If comparing scooters with walking — do I even need to continue?

Deep breath. What I’ve described above more or less represents what every scooter company calls its ideal “Use Case,” the optimal, perfect-world scenario sold a billion (or two) times over to investors in Silicon Valley. A rider finds a scooter, safely rides it to her chosen destination, locks and leaves it where she chooses, all for a low price. A revolution! You bet, they’ve marketed this whole thing awfully well.

I don’t have large-scale numbers for how often this perfect situation plays out, but in my many experience, it’s less than half of the time. Like, much less.

Which sucks, man.

Instead, here’s what happens: I see a scooter on the map, walk several blocks (always in the opposite direction of where I’m going) to pick up it up, but what do you know? It’s gone. GONE, I TELL YOU. My time, my dignity, my life — all of it, gone. Someone beat me to the punch. It is, in fact, a punch.

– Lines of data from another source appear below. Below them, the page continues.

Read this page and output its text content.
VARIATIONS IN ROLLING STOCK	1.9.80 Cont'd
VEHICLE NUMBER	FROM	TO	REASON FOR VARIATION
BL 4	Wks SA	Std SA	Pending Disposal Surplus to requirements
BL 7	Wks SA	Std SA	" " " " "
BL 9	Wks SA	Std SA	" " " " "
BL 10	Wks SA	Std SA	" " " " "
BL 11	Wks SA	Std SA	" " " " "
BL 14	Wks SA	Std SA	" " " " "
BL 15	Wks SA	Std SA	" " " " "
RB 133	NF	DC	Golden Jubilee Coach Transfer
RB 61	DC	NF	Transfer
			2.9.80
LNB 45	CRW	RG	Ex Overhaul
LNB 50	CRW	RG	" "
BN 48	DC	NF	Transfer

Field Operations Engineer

Or, the scooter hasn’t been picked up; rather, it’s being held hostage in someone’s yard or car or house. This person (who should maybe be jailed) has selfishly kept the scooter for himself at an inconvenience for everyone else. Sure, you can report the scooter as “missing” on the app, but what good is that? I might as well yell at the clouds.

Or, if the scooter isn’t gone, it certainly exists, but what I saw on the app was a lie. A BOLD FACED LIE. Because the way this works is that the map will tell me not only where a scooter is, but also how much battery life it has remaining. And all too often the scooter on the map tells users that a scooter is at 100, or 75, or 50 percent battery life (100 percent battery is about 20 miles worth of riding), yet when in reality after you scan the scooter’s barcode, it will say something to the effect of, “Sorry, this scooter is low on battery and cannot be used.”

It’s not fit to print in a family newspaper what I say out loud, in public and in front of strangers, when this happens. I’m getting upset just writing this. And if it’s not the battery life, it’s a “damaged” scooter that will send me into a fit, because that too makes the scooter unrideable, and is something I wasn’t alerted to before I walked six blocks, uphill, in the heat. It’s awful product management at best, malicious engineering at worst.

These two major problems happen constantly and in the four months I’ve been riding has shown no signs of improving. It is enraging and agonizing, perhaps my worst user experience in recent memory, and I bank with Wells Fargo.

Look, I understand that maintenance of these scooters is difficult. My empathy for building and maintaining a serviceable product on such a large scale runs deep.

As for the low battery and broken scooter problem — get with the program. A few broad suggestions: simply fix the engineering. Developers are among the best problem-solvers in the room. Let them do their thing to help ensure the scooter and app talks to each other in real time. Also, allow users to better signal when a scooter is broken or low on battery. Scooter riders look out for one another (save for those jerk hoarders). If one’s unrideable, provide an easy way to have that scooter taken off the map after a user sends an alert. Should there be a verified option for frequent users? Perhaps there should. These power users can help monitor the situations.

All of this comes down to being dependable. Too often these scooters aren’t. While using Uber and Lyft is, from my view, a crummy and expensive experience, they’re nothing if not reliable. Trust is earned and so far, these scooter companies are running low. I guess at least one thing’s consistent.